2. Dh left on his first deployment 16 days before our first was born. She was almost 7 months old when he got home, and it was obviously she "recognized" him. The look on her face was the same as a newborn looking at its parents for the first time. They had no trouble bonding whatsoever. I showed her pictures of him ALL the time, and talked about him ALL the time. Daddy was always an exciting fun thing to her. (I work really hard to make sure he STILL is, and to all our children. Daddy means party to them.)
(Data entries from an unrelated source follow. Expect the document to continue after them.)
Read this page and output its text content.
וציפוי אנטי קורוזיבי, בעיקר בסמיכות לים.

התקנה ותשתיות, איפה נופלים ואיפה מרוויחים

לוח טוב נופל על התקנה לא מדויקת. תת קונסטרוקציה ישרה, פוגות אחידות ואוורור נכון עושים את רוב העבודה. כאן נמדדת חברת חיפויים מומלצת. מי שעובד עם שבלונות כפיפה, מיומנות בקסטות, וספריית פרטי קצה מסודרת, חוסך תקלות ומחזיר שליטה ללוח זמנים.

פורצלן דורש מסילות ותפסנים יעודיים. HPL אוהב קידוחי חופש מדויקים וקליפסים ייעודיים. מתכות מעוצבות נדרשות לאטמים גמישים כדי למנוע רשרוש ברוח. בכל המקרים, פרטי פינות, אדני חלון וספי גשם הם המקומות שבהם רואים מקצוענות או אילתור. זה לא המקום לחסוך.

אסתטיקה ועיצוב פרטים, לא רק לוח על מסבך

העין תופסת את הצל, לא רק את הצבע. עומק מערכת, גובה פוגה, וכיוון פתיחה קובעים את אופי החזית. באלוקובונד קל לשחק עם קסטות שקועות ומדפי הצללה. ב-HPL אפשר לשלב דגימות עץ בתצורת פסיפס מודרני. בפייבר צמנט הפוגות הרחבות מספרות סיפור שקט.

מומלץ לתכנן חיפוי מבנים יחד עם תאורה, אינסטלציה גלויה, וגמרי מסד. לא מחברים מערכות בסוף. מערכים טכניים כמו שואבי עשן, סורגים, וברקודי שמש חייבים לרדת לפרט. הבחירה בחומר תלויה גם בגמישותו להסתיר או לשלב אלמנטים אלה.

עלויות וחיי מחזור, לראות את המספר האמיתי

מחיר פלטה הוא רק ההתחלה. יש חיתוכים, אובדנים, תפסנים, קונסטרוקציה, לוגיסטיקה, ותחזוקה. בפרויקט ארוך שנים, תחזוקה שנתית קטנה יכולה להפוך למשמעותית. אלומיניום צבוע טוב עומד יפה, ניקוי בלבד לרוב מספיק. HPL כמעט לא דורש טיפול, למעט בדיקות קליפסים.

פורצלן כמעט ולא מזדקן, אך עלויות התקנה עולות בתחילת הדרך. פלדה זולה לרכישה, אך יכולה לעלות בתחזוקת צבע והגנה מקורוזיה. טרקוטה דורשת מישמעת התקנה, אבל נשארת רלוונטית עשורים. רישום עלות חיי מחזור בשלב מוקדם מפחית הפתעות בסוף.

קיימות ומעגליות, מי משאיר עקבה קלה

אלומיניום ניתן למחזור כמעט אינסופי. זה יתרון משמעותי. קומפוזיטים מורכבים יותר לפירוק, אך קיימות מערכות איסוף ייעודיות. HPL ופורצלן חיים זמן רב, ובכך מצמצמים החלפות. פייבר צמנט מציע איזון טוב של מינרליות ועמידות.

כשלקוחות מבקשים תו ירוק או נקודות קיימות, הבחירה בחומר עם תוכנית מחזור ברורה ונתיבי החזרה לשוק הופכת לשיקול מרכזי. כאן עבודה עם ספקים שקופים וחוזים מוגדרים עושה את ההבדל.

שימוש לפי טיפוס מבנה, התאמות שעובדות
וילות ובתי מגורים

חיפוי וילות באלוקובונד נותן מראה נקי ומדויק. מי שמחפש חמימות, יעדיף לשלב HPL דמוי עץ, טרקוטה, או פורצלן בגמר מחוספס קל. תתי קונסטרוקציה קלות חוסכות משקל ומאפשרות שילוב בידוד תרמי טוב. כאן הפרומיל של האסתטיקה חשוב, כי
He read books on tape that I could play in the car, and I also played them while I was nursing. I figured that she would be associating something pleasant with his voice that way. I was also carefully relaxed about their meeting because I didn't want to project any tension on her. Oh, and we made a "Daddy book". We took pictures of him all over the house, doing regular things, so she could see him in our regular life. I've heard of children getting confused because the only pictures they ever see of Daddy is in uniform. So, we took lots, and in different clothes. We put words with the pictures (just slipped them all in a small photo album) to describe to her who Daddy is. We talked about things he liked to do and eat. Things that were important to him. I took pictures of when he left and included those in the book. In very simple terms, I explained where Daddy was and what he was doing. It turned out that one of the pics I took looked like he was getting off the bus instead of on, so I used that to talk about when he was coming home. There were lots of assurances all through the book of how much he loved her, and of the things he'd do with her when he got home. I know she was tiny, but she understood far more than we thought she would.
When she was 18 months and he left the second time, we had also made videos of him reading to her, and playing with her. The reading thing is commonly suggested, but, and also according to our friends, our children have responded much better to the videos of him actually playing with them. They remember it and really identify.
We've done similar things through each deployment and separation, and our children DO know their Daddy. We've had ZERO adjustment issues. Well, expect a few weeks of cranky...the sort of ambiguous fussing teething might bring...when dh leaves and when he comes back.
You CAN do this. You CAN do the baby thing, and you CAN do the deployment thing. Embrace who you are, and your challenges. It's what makes life good.